Aim: To investigate the diagnostic value for the diagnosis of small (1-2 cm) hepatic nodules detected by surveillance ultrasound in patients with cirrhosis using contrast-enhanced ultrasound (CEUS) compared with that of contrast-enhanced helical computed tomography (CECT).
Methods: Seventy-two liver cirrhosis patients with 103 small hepatic nodules (1-2 cm) detected by surveillance ultrasound were enrolled in the present study. All patients underwent CEUS with SonoVue as well as CECT. Nodules which appeared by contrast enhancement during the arterial phase and contrast wash-out during the late phase on CEUS or CECT were diagnosed as malignant (hepatocellular carcinoma [HCC]). Histopathology obtained from biopsy or surgery served as the gold standard.

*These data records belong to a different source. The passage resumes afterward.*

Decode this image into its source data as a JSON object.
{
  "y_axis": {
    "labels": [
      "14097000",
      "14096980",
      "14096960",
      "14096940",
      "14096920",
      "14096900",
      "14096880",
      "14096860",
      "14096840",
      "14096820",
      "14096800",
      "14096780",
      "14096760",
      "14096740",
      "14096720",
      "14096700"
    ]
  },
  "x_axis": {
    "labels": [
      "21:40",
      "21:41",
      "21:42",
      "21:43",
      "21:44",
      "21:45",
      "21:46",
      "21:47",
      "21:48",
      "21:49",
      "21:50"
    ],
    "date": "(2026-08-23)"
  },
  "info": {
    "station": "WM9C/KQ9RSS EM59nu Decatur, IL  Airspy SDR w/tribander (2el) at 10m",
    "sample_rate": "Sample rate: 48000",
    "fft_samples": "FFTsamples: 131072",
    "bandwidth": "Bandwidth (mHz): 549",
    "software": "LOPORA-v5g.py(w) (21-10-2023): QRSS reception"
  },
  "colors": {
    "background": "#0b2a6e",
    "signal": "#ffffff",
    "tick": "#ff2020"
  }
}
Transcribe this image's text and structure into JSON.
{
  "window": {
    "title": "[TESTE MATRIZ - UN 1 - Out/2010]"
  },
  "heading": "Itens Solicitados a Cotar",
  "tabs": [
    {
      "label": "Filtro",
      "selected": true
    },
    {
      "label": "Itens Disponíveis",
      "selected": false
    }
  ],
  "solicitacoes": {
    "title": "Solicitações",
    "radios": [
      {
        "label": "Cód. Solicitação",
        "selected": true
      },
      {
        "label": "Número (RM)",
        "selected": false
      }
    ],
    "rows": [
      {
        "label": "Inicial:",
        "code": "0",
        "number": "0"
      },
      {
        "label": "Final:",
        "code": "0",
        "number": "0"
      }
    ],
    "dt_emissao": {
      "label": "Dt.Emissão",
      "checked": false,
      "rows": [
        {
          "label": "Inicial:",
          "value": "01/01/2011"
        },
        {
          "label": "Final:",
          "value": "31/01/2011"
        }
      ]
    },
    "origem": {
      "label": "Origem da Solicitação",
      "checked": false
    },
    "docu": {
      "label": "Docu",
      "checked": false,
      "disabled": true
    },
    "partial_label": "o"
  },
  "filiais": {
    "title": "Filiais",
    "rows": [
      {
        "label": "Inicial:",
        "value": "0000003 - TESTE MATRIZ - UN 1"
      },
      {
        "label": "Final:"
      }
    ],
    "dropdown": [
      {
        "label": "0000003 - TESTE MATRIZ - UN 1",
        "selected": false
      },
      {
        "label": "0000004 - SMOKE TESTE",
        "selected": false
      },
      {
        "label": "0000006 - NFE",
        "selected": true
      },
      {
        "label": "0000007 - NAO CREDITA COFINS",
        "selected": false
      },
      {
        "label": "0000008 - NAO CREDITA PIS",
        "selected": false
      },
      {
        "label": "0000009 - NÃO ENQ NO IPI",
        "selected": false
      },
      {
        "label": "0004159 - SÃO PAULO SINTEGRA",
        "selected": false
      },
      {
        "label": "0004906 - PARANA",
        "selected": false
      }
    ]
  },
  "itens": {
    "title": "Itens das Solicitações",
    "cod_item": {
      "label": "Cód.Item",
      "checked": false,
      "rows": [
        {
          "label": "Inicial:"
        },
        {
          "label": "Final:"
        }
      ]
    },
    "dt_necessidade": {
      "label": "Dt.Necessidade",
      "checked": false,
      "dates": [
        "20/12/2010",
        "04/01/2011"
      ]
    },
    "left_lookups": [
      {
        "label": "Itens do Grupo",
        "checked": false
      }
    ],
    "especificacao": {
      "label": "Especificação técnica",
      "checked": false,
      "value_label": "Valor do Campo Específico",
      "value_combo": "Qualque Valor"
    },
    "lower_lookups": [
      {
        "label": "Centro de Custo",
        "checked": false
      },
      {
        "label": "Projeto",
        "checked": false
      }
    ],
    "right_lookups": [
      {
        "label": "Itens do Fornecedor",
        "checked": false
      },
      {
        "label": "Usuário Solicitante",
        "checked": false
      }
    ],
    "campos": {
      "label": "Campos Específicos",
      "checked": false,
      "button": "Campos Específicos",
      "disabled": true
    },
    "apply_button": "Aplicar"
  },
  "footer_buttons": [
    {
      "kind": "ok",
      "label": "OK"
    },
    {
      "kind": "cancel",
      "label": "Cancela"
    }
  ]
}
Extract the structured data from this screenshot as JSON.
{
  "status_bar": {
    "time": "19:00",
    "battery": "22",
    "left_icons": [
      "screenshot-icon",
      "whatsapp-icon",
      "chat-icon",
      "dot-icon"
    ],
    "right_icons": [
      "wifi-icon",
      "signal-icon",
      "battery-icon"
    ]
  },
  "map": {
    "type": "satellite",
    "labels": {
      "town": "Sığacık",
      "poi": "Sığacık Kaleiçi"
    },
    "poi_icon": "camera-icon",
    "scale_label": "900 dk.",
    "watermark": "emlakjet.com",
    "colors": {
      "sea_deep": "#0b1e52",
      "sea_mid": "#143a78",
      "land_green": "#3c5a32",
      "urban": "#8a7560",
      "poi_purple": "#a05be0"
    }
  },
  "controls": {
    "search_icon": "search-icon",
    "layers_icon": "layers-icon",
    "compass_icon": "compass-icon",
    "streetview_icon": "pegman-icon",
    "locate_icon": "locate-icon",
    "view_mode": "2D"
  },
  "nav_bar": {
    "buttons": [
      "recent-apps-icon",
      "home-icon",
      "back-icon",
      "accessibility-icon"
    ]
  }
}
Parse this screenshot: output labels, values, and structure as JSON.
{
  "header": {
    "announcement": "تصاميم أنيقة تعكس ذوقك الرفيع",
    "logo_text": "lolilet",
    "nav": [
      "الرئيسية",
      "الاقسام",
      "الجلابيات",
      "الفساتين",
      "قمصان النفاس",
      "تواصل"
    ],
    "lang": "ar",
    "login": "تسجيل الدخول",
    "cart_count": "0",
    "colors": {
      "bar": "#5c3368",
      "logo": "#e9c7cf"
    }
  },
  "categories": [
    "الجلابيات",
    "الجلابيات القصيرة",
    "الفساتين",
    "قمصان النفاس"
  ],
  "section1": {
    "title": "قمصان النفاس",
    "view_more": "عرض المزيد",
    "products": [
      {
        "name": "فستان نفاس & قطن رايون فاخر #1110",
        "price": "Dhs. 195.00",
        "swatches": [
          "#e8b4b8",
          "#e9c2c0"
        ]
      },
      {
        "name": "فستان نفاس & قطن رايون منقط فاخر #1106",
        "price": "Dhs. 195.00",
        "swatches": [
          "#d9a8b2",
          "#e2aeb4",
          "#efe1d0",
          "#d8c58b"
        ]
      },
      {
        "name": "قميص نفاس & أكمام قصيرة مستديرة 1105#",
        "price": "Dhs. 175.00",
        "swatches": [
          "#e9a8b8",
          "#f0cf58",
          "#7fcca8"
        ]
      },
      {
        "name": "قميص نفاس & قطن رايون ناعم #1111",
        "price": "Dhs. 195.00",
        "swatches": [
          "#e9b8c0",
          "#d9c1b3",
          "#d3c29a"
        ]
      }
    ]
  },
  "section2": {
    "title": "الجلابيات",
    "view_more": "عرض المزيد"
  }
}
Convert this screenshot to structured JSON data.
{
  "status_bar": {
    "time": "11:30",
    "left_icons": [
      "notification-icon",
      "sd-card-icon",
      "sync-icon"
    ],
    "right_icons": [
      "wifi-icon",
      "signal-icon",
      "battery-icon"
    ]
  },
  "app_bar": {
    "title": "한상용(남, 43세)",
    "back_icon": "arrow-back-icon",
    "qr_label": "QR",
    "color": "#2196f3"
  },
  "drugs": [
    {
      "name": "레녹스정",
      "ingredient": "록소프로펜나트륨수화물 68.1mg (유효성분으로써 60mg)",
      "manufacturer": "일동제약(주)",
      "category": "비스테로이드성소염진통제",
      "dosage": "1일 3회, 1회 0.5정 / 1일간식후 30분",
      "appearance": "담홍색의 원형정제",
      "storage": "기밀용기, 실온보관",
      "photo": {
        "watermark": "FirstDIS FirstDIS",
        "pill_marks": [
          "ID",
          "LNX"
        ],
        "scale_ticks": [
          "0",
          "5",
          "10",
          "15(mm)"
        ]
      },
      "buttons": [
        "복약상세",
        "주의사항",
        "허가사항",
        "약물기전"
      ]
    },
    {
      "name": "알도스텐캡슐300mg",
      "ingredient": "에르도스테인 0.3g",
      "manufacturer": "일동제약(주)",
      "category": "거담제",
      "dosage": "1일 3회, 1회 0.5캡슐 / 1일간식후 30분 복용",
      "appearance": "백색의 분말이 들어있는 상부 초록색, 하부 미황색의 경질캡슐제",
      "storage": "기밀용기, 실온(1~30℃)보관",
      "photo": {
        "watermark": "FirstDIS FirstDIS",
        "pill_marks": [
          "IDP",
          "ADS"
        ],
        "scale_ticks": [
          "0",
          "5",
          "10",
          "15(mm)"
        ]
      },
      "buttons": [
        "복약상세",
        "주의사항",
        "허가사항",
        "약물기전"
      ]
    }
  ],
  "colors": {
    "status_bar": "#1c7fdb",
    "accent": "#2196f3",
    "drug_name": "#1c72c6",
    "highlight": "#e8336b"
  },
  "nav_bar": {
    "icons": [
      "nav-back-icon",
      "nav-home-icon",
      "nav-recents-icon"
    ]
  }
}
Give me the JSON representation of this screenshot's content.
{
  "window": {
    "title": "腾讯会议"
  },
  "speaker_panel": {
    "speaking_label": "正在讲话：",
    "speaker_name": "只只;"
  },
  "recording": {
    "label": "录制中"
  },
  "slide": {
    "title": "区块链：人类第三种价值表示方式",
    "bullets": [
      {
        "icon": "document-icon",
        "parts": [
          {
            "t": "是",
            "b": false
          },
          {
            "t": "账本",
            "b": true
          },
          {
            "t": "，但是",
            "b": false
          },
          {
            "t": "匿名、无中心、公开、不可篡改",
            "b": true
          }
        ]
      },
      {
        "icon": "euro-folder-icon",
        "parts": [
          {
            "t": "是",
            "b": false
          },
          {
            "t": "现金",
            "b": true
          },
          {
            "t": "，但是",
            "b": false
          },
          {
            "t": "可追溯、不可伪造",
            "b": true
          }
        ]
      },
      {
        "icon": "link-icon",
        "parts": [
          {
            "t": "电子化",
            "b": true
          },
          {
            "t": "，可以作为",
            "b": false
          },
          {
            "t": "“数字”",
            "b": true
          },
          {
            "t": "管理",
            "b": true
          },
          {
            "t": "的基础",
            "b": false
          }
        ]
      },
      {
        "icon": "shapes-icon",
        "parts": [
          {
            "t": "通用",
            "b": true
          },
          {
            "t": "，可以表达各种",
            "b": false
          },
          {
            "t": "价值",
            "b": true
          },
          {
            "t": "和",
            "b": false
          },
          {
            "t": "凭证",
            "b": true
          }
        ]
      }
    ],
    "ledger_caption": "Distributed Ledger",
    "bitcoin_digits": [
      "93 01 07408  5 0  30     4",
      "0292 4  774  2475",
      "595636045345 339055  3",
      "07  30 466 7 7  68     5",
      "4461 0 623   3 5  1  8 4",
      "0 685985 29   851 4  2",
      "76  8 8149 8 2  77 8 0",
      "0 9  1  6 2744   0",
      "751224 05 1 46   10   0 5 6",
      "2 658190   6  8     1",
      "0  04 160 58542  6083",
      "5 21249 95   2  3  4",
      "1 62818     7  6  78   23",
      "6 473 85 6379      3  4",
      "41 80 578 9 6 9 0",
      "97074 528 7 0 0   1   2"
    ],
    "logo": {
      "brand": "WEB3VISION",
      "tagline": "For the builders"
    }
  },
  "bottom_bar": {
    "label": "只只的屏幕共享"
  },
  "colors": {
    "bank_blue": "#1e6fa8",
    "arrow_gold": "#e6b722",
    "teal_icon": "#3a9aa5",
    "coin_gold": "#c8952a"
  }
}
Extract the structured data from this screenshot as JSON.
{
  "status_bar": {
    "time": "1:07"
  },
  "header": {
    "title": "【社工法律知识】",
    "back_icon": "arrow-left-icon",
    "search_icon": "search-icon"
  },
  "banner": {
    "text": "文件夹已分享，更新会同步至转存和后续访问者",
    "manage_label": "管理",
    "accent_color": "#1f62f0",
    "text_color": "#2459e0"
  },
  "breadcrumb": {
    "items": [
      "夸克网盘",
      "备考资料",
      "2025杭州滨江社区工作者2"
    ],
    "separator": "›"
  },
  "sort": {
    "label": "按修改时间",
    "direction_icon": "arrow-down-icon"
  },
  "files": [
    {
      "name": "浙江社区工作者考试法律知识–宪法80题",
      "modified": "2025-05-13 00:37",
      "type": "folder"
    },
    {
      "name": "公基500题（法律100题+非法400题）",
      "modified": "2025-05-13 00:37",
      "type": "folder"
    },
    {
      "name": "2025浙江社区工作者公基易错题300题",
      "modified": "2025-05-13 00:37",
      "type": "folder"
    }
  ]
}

Results: According to the above diagnostic criteria, the sensitivity (i.e. rate of correct diagnosis of HCC) was 91.1% (51/56 HCC) for CEUS and the specificity (i.e. the rate of correct exclusion of HCC) was 87.2% (41/47 regenerative nodules [RN]).Therefore, the diagnostic accuracy of CEUS was 89.3% (92/103 all nodules). Using the same diagnostic criteria, the sensitivity, specificity and accuracy of CECT were 80.4% (45/56 HCC), 97.9% (46/47 RN), and 88.4% (91/103 all nodules). Overall, there was no significant difference between CEUS and CECT in the diagnostic confidence of small hepatic nodules. Eighty-six nodules (45 HCC and 41 RN) were correctly diagnosed by both modalities and six (five HCC and one RN) were misdiagnosed by both.
Conclusion: The ability of CEUS in the characterization of small nodules (1-2 cm) detected by surveillance US in patients with liver cirrhosis is similar to that of CECT.